Фиона начала заносить другие коробки и прочий мусор в магазинчик. Ей нужно было чем-то себя занять — и голову, и руки, так это работало. Если остановиться, оно может начаться снова. Та, третья проблема. То, о чем она не осмеливалась упоминать.

Аккуратно лавируя между крутящимися стойками с одеждой и забитыми книжными полками, Фиона по одной занесла коробки в кладовую, к другим таким же, ожидающим «сортировки».

Слово «сортировка» вселяло ужас в сердца даже самых стойких волонтеров благотворительного магазинчика. Бесконечное задание. Как валун, который нужно толкать и толкать в гору и который все равно потом скатится обратно, — или как красить Севернский мост [Севернский мост — висячий мост, который соединяет Южный Глостершир (Англия) с Южным Уэльсом.], если б он состоял из гор переполненных картонных коробок и мусорных пакетов, извергающих одежду. Скорость, с которой поступали вещи, превышала ту, с которой их покупали, и завал лишь увеличивался. И все же, подумала Фиона, лучше так, чем наоборот.

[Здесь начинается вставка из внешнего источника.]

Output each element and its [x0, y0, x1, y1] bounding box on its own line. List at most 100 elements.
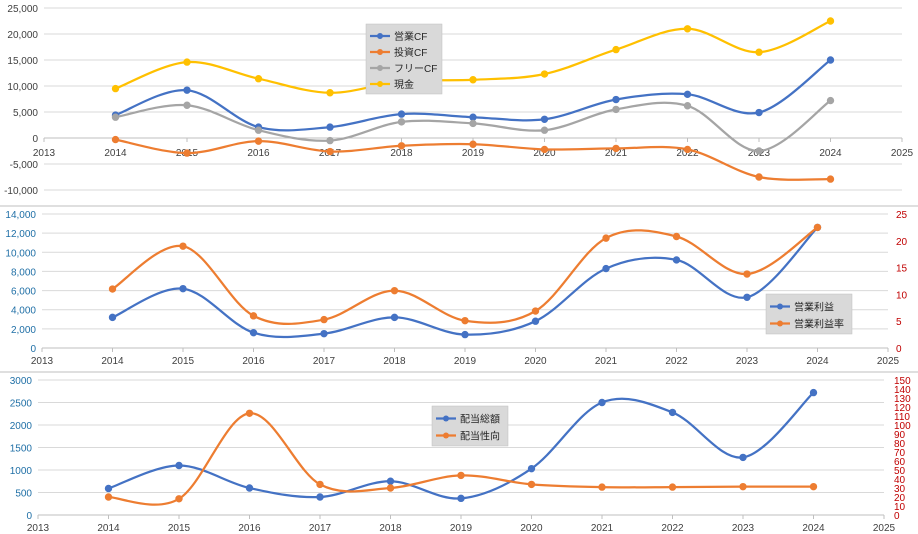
legend-label: 営業利益率: [794, 318, 844, 331]
y-tick-label: 0: [30, 344, 36, 355]
data-point: [540, 126, 549, 134]
data-point: [598, 398, 606, 407]
data-point: [254, 126, 263, 134]
data-point: [527, 480, 536, 489]
y-tick-label: 1000: [10, 466, 33, 477]
y2-tick-label: 30: [894, 484, 906, 495]
data-point: [612, 45, 620, 54]
legend: 営業CF 投資CF フリーCF 現金: [365, 23, 443, 95]
data-point: [108, 313, 117, 322]
data-point: [743, 293, 751, 301]
x-tick-label: 2023: [736, 356, 759, 367]
y2-tick-label: 5: [896, 317, 902, 328]
chart-panel-2: 0 2,000 4,000 6,000 8,000 10,000 12,000 14,000 0…: [0, 205, 918, 367]
data-point: [739, 482, 747, 491]
data-point: [602, 234, 610, 242]
data-point: [254, 137, 263, 145]
y2-tick-label: 140: [894, 385, 911, 396]
x-tick-label: 2022: [676, 148, 699, 159]
data-point: [457, 494, 465, 503]
y2-tick-label: 50: [894, 466, 906, 477]
chart-panel-1: -10,000 -5,000 0 5,000 10,000 15,000 20,000 25,…: [4, 4, 913, 197]
y2-tick-label: 120: [894, 403, 911, 414]
y2-tick-label: 0: [894, 511, 900, 522]
x-tick-label: 2020: [520, 523, 543, 534]
data-point: [612, 144, 620, 153]
y2-tick-label: 100: [894, 421, 911, 432]
x-tick-label: 2014: [97, 523, 120, 534]
data-point: [598, 483, 606, 491]
data-point: [249, 312, 258, 320]
y-tick-label: 8,000: [11, 267, 36, 278]
x-tick-label: 2021: [591, 523, 614, 534]
data-point: [469, 113, 477, 121]
y2-tick-label: 10: [896, 290, 908, 301]
data-point: [540, 145, 549, 154]
data-point: [739, 453, 747, 462]
data-point: [390, 313, 399, 322]
data-point: [826, 17, 835, 25]
data-point: [457, 471, 465, 480]
y-tick-label: -10,000: [4, 186, 38, 197]
y-tick-label: 5,000: [13, 108, 38, 119]
series-line-1: [108, 391, 815, 500]
x-tick-label: 2022: [661, 523, 684, 534]
data-point: [386, 484, 395, 492]
data-point: [612, 95, 620, 104]
data-point: [683, 102, 692, 110]
data-point: [809, 482, 818, 491]
legend-label: 営業利益: [794, 301, 834, 314]
x-tick-label: 2025: [891, 148, 914, 159]
x-tick-label: 2017: [309, 523, 332, 534]
x-tick-label: 2013: [31, 356, 54, 367]
data-point: [826, 175, 835, 183]
x-tick-label: 2014: [104, 148, 127, 159]
series-line-1: [112, 226, 819, 339]
y2-tick-label: 110: [894, 412, 910, 423]
data-point: [183, 149, 191, 157]
x-tick-label: 2016: [242, 356, 265, 367]
y2-tick-label: 90: [894, 430, 906, 441]
y-tick-label: 2500: [10, 399, 33, 410]
legend-label: フリーCF: [394, 64, 437, 75]
data-point: [672, 232, 681, 241]
x-tick-label: 2016: [247, 148, 270, 159]
legend-label: 現金: [394, 78, 414, 91]
data-point: [755, 147, 763, 155]
legend-box: [765, 293, 853, 335]
y2-tick-label: 150: [894, 376, 911, 387]
data-point: [390, 286, 399, 295]
y-tick-label: 10,000: [7, 82, 38, 93]
data-point: [527, 464, 536, 473]
x-tick-label: 2016: [238, 523, 261, 534]
y-tick-label: 4,000: [11, 306, 36, 317]
data-point: [175, 495, 183, 503]
data-point: [104, 484, 113, 493]
data-point: [397, 142, 406, 150]
y2-tick-label: 40: [894, 475, 906, 486]
data-point: [111, 84, 120, 93]
x-tick-label: 2024: [819, 148, 842, 159]
data-point: [179, 284, 187, 293]
x-tick-label: 2013: [27, 523, 50, 534]
data-point: [183, 101, 191, 109]
y-tick-label: 2,000: [11, 325, 36, 336]
y-tick-label: -5,000: [10, 160, 39, 171]
y2-tick-label: 10: [894, 502, 906, 513]
x-tick-label: 2024: [802, 523, 825, 534]
legend-label: 配当総額: [460, 413, 500, 426]
data-point: [540, 70, 549, 78]
x-tick-label: 2014: [101, 356, 124, 367]
data-point: [245, 484, 254, 492]
data-point: [326, 123, 334, 131]
data-point: [826, 56, 835, 64]
chart-panel-3: 0500100015002000250030000102030405060708…: [0, 371, 918, 534]
legend-swatch-marker: [377, 49, 383, 55]
x-tick-label: 2020: [533, 148, 556, 159]
y-tick-label: 14,000: [5, 210, 36, 221]
x-tick-label: 2025: [873, 523, 896, 534]
y2-tick-label: 20: [894, 493, 906, 504]
legend-swatch-marker: [443, 432, 449, 439]
data-point: [531, 317, 540, 325]
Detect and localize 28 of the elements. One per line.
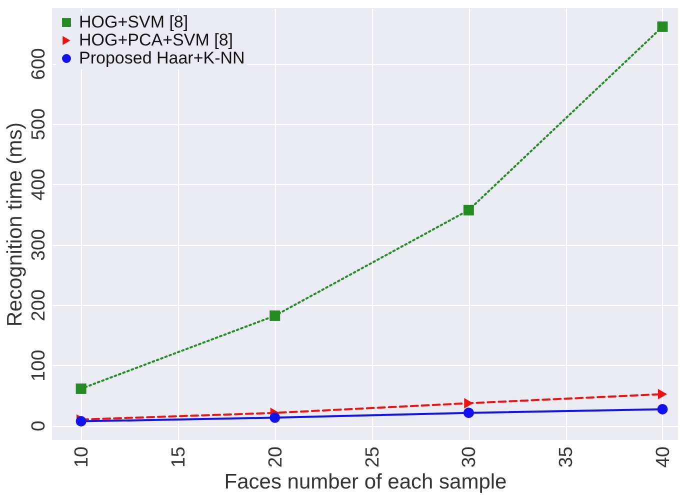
point xyxy=(463,408,474,418)
x-tick-label: 20 xyxy=(265,446,286,468)
point xyxy=(464,398,474,408)
point xyxy=(463,204,474,216)
y-tick-label: 600 xyxy=(28,48,50,80)
x-axis-title: Faces number of each sample xyxy=(224,470,507,494)
y-tick-label: 500 xyxy=(28,108,50,140)
x-tick-label: 25 xyxy=(362,446,384,468)
legend-label: HOG+PCA+SVM [8] xyxy=(79,30,233,50)
x-tick-label: 35 xyxy=(556,446,578,468)
x-tick-label: 15 xyxy=(168,446,190,468)
x-tick-label: 30 xyxy=(459,446,480,468)
point xyxy=(270,412,280,423)
y-tick-label: 200 xyxy=(28,290,50,322)
point xyxy=(270,310,280,321)
legend-label: HOG+SVM [8] xyxy=(79,12,188,32)
point xyxy=(657,21,668,32)
legend-label: Proposed Haar+K-NN xyxy=(79,48,245,68)
y-tick-label: 300 xyxy=(28,229,50,261)
point xyxy=(76,383,86,394)
y-tick-label: 100 xyxy=(28,350,50,382)
x-tick-label: 40 xyxy=(652,446,674,468)
point xyxy=(657,404,668,414)
point xyxy=(658,388,668,400)
y-axis-title: Recognition time (ms) xyxy=(4,122,26,327)
y-tick-label: 0 xyxy=(28,420,50,432)
y-tick-label: 400 xyxy=(28,168,50,201)
x-tick-label: 10 xyxy=(72,446,93,468)
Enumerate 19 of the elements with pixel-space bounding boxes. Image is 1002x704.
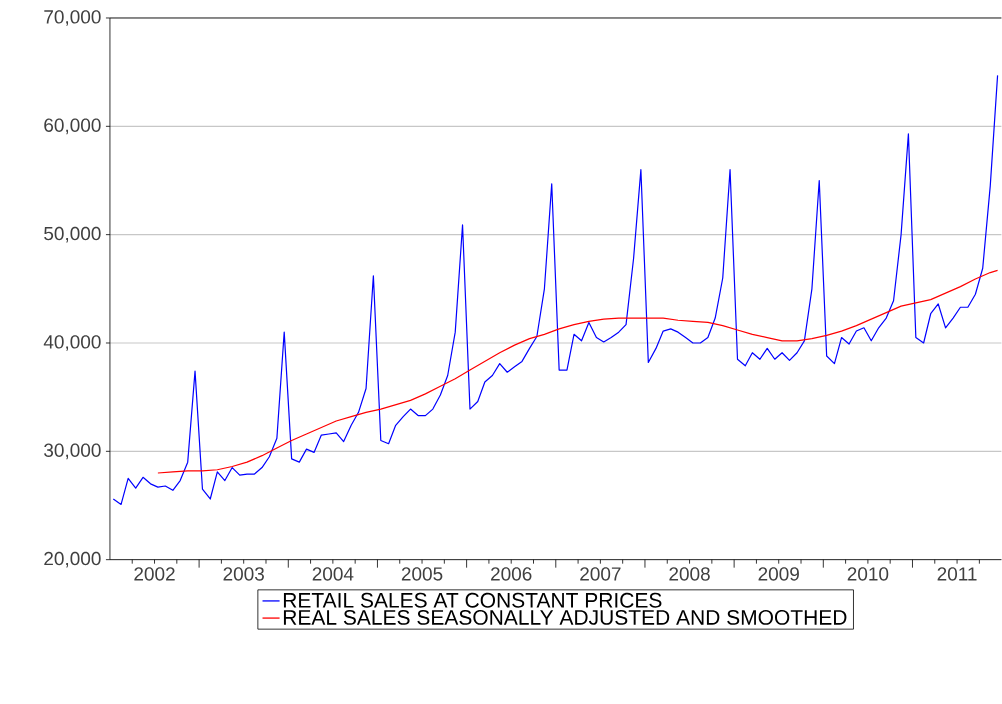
y-tick-label: 30,000 <box>44 443 101 460</box>
x-tick-label: 2006 <box>491 567 532 581</box>
y-tick-label: 70,000 <box>44 10 101 27</box>
legend-label: RETAIL SALES AT CONSTANT PRICES <box>283 593 662 608</box>
x-tick-label: 2010 <box>847 567 889 581</box>
x-tick-label: 2007 <box>580 567 621 581</box>
line-series <box>112 75 999 506</box>
x-tick-label: 2008 <box>669 567 710 581</box>
x-tick-label: 2004 <box>312 567 354 581</box>
x-tick-label: 2002 <box>134 567 175 581</box>
x-tick-label: 2011 <box>937 567 977 581</box>
y-tick-label: 60,000 <box>44 118 101 135</box>
y-tick-label: 20,000 <box>44 552 101 568</box>
y-tick-label: 40,000 <box>43 335 101 352</box>
y-tick-label: 50,000 <box>44 227 101 243</box>
legend-label: REAL SALES SEASONALLY ADJUSTED AND SMOOTHED <box>283 610 847 626</box>
x-tick-label: 2009 <box>758 567 799 581</box>
x-tick-label: 2005 <box>401 567 443 581</box>
x-tick-label: 2003 <box>223 567 264 581</box>
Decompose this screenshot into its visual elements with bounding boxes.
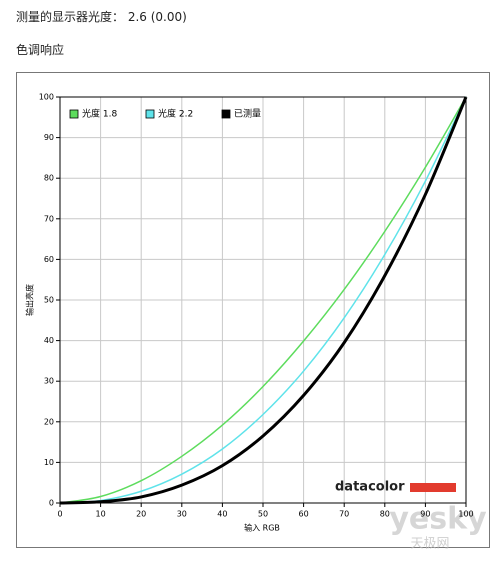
- logo-bar: [410, 483, 456, 492]
- x-tick-label: 100: [458, 510, 473, 519]
- x-axis-label: 输入 RGB: [244, 523, 280, 533]
- legend-swatch: [145, 109, 155, 119]
- y-tick-label: 80: [44, 174, 54, 183]
- x-tick-label: 10: [96, 510, 106, 519]
- logo-text: datacolor: [335, 480, 405, 495]
- header-title: 测量的显示器光度：: [16, 10, 125, 24]
- x-tick-label: 40: [217, 510, 227, 519]
- x-tick-label: 30: [177, 510, 187, 519]
- watermark-sub: 天极网: [410, 537, 449, 552]
- watermark: yesky: [389, 502, 487, 537]
- legend-swatch: [69, 109, 79, 119]
- x-tick-label: 70: [339, 510, 349, 519]
- y-tick-label: 50: [44, 296, 54, 305]
- header-line: 测量的显示器光度： 2.6 (0.00): [16, 8, 187, 25]
- x-tick-label: 20: [136, 510, 146, 519]
- y-tick-label: 60: [44, 255, 54, 264]
- section-title: 色调响应: [16, 43, 65, 57]
- y-tick-label: 70: [44, 214, 54, 223]
- legend-label: 光度 2.2: [158, 108, 193, 120]
- x-tick-label: 0: [57, 510, 62, 519]
- y-tick-label: 90: [44, 133, 54, 142]
- x-tick-label: 80: [380, 510, 390, 519]
- series-line: [59, 96, 467, 504]
- series-line: [59, 96, 468, 505]
- y-tick-label: 10: [44, 458, 54, 467]
- series-line: [59, 96, 467, 504]
- legend-label: 已测量: [234, 109, 261, 120]
- y-tick-label: 40: [44, 336, 54, 345]
- plot-border: [59, 96, 467, 504]
- x-tick-label: 60: [299, 510, 309, 519]
- y-tick-label: 0: [49, 499, 54, 508]
- x-tick-label: 90: [420, 510, 430, 519]
- legend-label: 光度 1.8: [82, 108, 117, 120]
- y-tick-label: 100: [39, 93, 54, 102]
- header-value: 2.6 (0.00): [127, 10, 187, 24]
- y-axis-label: 输出亮度: [25, 284, 35, 316]
- y-tick-label: 20: [44, 417, 54, 426]
- legend-swatch: [221, 109, 231, 119]
- x-tick-label: 50: [258, 510, 268, 519]
- y-tick-label: 30: [44, 377, 54, 386]
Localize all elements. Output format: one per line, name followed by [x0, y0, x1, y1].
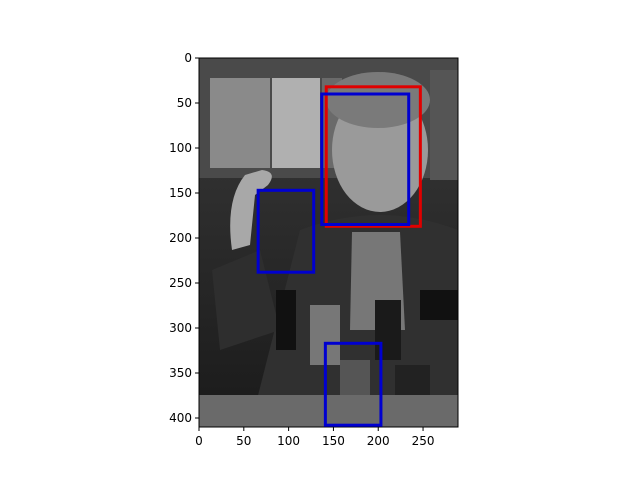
y-tick-label: 400 — [169, 411, 192, 425]
bounding-box-4 — [323, 341, 383, 427]
bounding-boxes — [256, 85, 422, 427]
x-tick-label: 200 — [367, 434, 390, 448]
y-tick-label: 100 — [169, 141, 192, 155]
x-axis: 0 50 100 150 200 250 — [195, 427, 435, 448]
y-tick-label: 50 — [177, 96, 192, 110]
y-tick-label: 0 — [184, 51, 192, 65]
x-tick-label: 150 — [322, 434, 345, 448]
y-tick-label: 200 — [169, 231, 192, 245]
y-axis: 0 50 100 150 200 250 300 350 400 — [169, 51, 199, 425]
x-tick-label: 100 — [277, 434, 300, 448]
x-tick-label: 50 — [236, 434, 251, 448]
y-tick-label: 300 — [169, 321, 192, 335]
bounding-box-2 — [320, 92, 411, 226]
y-tick-label: 350 — [169, 366, 192, 380]
bounding-box-3 — [256, 188, 316, 274]
axes-frame — [198, 57, 459, 428]
bounding-box-1 — [324, 85, 422, 228]
y-tick-label: 250 — [169, 276, 192, 290]
x-tick-label: 0 — [195, 434, 203, 448]
x-tick-label: 250 — [412, 434, 435, 448]
y-tick-label: 150 — [169, 186, 192, 200]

Пожертвования разделяли на пять категорий для продажи: одежда и аксессуары, которые пока что продавались лучше всего; книги и DVD-диски (последних становилось все меньше с каждым днем, а видеокассет не было с тех пор, как отменили шоу Джереми Кайла). Затем детские игрушки, настольные игры и пазлы — которые нужно обязательно, под страхом смерти отмечать «проверены» или «не проверены», ведь в самом аду нет ничего страшнее, чем любитель пазлов, у которого отобрали последнюю деталь [Отсылка к пьесе «Скорбящая невеста» английского драматурга Уильяма Конгрива, впервые поставленная на сцене в 1697 году. «В самом аду нет фурии страшнее, чем женщина, которую отвергли». — Дается в переводе Натальи Ромодиной, Юлии Коровиной и Елены Карпухиной.]. В еще одну категорию входила посуда и небольшие предметы интерьера, ну а в последнюю — все остальное. То, что не удавалось продать, отправлялось на переработку или на свалку.

Фиона вышла на улицу за новой порцией пожертвований. С пронзительным скрипом тормозов у тротуара остановился автомобильчик, который не мешало бы помыть и, возможно, отремонтировать, судя по демоническому захлебывающемуся визгу из выхлопной трубы. Чуть не заглохнув от резкого рывка передач, машина дала задний ход, с энтузиазмом и поспешностью влезая в парковочное место. Двигатель замолчал, и из машины показалась энергичная фигурка Неравнодушной Сью, одной из волонтеров. Худая как проволока и с большими глазами, ясными и умными, прозвище свое от Фионы она получила не только из-за эмоциональности, но и потому, что в каждую свою фразу добавляла это слово, «неравнодушна».

— Ты видела? — спросила она, выйдя из машины. — Я неравнодушна к хорошему парковочному месту. Прямо напротив входа!

— С добрым утром, Сью, — поздоровалась Фиона, поднимая тяжелую коробку, которую приходилось держать под дно, чтобы та не развалилась.